I know, out of all of them,he would. There’s something about Mal, like how hard he hides behind a mask of anger. He seems like the only one with a sympathetic bone in his body. Hopefully, it isn’t broken.
“I don’t need to look,” he growls back at me, fixing me with a level-five scowl.
“I’m in,” King interrupts whatever Mal was going to continue with, and I look at him in surprise. There’s a level of anger in his face that is more than I could expect. It’s almost like this is personal to him.
I meet his eyes and nod once. “Good.”
“There is something else,” Mitri says in his dead tone. It matches his personality perfectly. Cold and devoid of life.
Damn it, I have to stop that. Ripping him to shreds mentally will not get me anywhere.
I twirl my first two fingers to get him to continue and pretend to study the paperwork in front of me so I don’t have to look at him.
I notice him place his hands on the table from my peripherals, fingers tensing on the surface before he speaks. He’s feeling emotional about something. Hopefully, he’s about to share with the class.

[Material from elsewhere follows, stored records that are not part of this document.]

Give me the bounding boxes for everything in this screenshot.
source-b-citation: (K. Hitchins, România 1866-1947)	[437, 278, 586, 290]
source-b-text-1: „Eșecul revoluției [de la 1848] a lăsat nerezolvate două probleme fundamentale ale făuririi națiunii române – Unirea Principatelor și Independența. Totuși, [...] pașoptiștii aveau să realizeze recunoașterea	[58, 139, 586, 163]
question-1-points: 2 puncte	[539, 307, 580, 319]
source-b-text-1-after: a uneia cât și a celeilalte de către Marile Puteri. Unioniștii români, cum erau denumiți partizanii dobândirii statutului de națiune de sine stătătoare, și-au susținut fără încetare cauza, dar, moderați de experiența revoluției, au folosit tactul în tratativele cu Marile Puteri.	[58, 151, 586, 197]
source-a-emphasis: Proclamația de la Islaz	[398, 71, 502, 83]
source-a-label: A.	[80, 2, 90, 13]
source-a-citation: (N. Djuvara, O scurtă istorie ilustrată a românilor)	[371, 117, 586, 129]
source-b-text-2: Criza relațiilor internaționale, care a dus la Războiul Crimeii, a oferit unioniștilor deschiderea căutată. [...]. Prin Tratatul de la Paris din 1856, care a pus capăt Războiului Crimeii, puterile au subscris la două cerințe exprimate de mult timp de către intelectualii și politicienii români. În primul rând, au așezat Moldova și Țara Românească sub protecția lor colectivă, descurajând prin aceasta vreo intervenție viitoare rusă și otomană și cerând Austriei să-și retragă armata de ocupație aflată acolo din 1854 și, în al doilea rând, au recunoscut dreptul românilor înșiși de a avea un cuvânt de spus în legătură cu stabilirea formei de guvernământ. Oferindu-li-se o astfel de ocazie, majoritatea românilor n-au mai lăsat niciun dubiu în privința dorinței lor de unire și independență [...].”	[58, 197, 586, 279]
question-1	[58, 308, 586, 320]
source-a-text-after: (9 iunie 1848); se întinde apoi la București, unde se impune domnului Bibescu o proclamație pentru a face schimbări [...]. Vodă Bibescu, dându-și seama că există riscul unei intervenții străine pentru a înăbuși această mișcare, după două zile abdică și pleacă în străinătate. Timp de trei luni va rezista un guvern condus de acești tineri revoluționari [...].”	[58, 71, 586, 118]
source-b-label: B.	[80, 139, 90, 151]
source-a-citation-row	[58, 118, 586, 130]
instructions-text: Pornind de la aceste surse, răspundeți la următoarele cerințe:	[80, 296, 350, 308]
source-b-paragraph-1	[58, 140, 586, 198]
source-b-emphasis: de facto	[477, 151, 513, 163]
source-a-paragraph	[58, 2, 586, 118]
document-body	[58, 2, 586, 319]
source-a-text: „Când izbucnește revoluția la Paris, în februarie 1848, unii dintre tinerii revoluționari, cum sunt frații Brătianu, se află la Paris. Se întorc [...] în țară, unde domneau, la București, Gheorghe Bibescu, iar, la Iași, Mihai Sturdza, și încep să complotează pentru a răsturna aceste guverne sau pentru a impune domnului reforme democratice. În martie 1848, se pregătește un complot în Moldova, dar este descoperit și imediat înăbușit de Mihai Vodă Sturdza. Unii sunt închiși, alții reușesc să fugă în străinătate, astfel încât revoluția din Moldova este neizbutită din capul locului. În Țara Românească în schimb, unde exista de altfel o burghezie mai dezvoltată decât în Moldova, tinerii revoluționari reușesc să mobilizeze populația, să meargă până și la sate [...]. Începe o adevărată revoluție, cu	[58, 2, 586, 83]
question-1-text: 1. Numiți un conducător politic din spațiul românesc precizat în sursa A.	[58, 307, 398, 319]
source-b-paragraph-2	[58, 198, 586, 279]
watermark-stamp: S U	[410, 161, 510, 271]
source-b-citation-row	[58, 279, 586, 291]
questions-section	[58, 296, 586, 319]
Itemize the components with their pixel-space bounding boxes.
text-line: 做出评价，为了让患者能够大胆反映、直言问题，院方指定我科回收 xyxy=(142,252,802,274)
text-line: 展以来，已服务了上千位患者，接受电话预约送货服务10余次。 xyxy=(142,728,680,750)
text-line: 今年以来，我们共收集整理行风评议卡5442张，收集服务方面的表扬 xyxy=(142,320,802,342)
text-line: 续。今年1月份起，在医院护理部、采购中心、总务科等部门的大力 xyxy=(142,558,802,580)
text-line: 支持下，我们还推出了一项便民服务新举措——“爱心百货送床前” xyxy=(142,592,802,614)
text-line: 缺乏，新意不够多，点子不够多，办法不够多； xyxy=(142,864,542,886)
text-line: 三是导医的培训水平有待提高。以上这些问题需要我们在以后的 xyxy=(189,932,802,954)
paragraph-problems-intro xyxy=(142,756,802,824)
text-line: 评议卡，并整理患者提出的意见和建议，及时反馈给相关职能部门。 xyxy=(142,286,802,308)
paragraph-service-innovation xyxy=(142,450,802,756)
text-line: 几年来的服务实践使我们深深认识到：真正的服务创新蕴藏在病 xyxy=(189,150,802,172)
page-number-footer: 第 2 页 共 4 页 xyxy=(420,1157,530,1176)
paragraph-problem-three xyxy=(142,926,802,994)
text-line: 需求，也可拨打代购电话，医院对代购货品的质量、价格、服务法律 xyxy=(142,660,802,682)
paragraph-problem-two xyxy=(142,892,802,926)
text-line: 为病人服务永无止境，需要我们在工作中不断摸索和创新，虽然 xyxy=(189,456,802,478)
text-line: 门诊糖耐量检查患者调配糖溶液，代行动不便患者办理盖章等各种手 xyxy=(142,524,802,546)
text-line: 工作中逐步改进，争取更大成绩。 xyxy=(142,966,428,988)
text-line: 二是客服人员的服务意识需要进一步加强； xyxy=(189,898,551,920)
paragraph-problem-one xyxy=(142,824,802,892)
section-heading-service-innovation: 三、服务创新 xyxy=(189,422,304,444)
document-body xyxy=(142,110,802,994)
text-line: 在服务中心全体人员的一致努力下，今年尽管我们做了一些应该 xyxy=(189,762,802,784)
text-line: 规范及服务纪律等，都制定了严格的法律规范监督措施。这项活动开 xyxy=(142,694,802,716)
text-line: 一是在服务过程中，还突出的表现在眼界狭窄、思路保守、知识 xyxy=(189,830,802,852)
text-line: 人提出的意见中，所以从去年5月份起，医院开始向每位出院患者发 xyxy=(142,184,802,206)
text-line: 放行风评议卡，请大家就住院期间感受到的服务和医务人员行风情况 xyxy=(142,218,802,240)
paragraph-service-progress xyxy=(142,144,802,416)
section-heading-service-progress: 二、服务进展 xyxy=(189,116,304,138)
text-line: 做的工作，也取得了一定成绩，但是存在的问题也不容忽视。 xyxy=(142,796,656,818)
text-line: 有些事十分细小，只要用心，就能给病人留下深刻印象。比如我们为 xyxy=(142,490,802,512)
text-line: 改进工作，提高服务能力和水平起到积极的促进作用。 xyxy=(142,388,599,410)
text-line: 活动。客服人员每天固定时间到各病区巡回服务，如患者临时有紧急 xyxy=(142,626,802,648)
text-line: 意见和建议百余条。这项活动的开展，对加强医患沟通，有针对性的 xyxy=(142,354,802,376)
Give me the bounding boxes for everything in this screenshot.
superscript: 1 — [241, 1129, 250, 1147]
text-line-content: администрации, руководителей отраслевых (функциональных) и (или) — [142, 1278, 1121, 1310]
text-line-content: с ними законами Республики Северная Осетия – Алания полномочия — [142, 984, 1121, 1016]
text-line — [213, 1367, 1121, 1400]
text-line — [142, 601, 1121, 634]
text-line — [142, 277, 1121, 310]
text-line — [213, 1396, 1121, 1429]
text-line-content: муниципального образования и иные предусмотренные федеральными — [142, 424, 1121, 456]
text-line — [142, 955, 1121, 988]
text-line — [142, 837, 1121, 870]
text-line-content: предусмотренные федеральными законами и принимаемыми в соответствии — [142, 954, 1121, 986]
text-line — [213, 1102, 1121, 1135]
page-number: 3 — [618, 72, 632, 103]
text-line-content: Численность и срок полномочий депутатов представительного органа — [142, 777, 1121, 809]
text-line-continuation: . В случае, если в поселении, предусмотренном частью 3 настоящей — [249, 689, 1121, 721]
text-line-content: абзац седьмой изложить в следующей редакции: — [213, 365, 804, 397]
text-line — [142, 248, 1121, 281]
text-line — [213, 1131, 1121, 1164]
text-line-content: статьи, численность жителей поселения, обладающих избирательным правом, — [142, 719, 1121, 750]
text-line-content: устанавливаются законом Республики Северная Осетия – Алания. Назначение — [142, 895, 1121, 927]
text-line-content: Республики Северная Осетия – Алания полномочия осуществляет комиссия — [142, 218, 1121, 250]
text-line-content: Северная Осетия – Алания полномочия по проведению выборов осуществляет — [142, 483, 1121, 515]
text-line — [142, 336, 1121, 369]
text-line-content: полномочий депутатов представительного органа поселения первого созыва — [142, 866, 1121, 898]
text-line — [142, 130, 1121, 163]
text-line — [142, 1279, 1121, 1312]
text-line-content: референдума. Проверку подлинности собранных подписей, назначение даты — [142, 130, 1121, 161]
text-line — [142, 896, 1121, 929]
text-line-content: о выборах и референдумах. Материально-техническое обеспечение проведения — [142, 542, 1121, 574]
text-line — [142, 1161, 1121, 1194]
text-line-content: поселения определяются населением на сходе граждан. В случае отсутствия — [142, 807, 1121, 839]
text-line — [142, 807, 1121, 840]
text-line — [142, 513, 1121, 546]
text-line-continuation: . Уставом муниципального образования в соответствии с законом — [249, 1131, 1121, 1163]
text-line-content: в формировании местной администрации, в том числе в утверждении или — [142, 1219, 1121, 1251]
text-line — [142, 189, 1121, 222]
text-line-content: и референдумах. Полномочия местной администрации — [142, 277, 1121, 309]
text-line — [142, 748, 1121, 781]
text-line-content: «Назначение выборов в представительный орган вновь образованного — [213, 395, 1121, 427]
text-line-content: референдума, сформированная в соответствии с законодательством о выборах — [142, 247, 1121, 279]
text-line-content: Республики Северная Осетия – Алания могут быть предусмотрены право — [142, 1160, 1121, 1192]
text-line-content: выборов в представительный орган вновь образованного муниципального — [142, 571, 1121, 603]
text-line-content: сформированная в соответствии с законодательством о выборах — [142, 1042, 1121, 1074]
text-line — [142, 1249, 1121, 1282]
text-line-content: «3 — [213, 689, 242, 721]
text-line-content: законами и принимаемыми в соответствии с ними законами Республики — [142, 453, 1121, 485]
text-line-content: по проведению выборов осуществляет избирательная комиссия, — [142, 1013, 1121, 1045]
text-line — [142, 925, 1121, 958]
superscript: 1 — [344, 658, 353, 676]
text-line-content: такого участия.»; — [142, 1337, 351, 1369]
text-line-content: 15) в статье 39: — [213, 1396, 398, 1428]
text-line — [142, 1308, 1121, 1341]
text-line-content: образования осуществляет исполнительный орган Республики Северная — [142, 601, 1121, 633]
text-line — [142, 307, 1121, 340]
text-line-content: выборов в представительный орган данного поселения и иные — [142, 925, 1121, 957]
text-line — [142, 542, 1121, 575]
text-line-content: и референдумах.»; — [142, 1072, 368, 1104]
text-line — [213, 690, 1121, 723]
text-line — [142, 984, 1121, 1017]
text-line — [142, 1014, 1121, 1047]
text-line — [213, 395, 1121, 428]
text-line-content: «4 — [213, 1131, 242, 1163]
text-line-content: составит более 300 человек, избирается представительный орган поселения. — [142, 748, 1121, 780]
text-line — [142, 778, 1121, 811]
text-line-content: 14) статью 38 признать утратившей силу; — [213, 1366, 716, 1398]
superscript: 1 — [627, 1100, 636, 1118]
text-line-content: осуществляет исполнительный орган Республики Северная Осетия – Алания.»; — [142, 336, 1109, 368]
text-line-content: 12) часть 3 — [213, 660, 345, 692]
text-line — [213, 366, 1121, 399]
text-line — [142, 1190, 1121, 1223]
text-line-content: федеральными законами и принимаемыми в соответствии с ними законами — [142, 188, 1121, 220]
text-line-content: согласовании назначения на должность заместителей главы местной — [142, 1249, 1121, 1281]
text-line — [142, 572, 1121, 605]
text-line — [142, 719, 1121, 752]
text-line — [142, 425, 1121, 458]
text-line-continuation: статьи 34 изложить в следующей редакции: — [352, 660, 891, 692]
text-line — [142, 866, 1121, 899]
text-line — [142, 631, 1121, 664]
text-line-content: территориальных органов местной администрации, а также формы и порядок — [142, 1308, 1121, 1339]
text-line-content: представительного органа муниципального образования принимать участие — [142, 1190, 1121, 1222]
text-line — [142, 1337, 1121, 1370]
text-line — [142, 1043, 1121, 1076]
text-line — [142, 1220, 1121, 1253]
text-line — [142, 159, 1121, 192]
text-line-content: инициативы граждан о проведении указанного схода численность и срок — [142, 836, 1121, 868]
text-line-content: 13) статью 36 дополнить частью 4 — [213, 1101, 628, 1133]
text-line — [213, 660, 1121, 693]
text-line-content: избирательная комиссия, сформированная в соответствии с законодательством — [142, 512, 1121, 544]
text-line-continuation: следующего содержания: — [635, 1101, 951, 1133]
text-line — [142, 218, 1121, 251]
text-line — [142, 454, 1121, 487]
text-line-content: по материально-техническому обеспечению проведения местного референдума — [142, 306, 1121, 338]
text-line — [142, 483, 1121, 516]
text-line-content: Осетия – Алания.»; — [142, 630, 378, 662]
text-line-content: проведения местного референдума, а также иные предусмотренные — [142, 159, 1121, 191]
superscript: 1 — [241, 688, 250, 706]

“One of the scientists still alive is Fyodor Makarov.”
He drops that bomb as if it’s inconsequential, and I suck in a sharp breath before releasing it slowly, rearranging things I thought I knew with this new version of truth.
Guess that answers the whole how is he still alive question. But can an immortal make it out of being ripped to pieces? What are the limitations of their power?
“How would you stop an immortal?” I look at King as I ask.
“There are no known ways to do so,” Mitri answers, and his fingers flex until the tips whiten.
“It isn’t like being a vampire,” King lectures. “There is no specific way to kill an immortal. There are no steps to take or spells to cast. They don’t work.”
“There’s always the Bowels,” Mal says with a level three scowl. “I’ve heard that’s what it was made for.”
“Hmm,” I reply noncommittally and shudder. If Ben and I could get out of there, then that asshole would also be able to. He’s intelligent and willing to do anything to entertain himself. The Bowels aren’t the best plan, but it could be reserved if nothing else pans out.
“The Delegates and Humans have been working together on this for a long time then,” Ben changes the subject.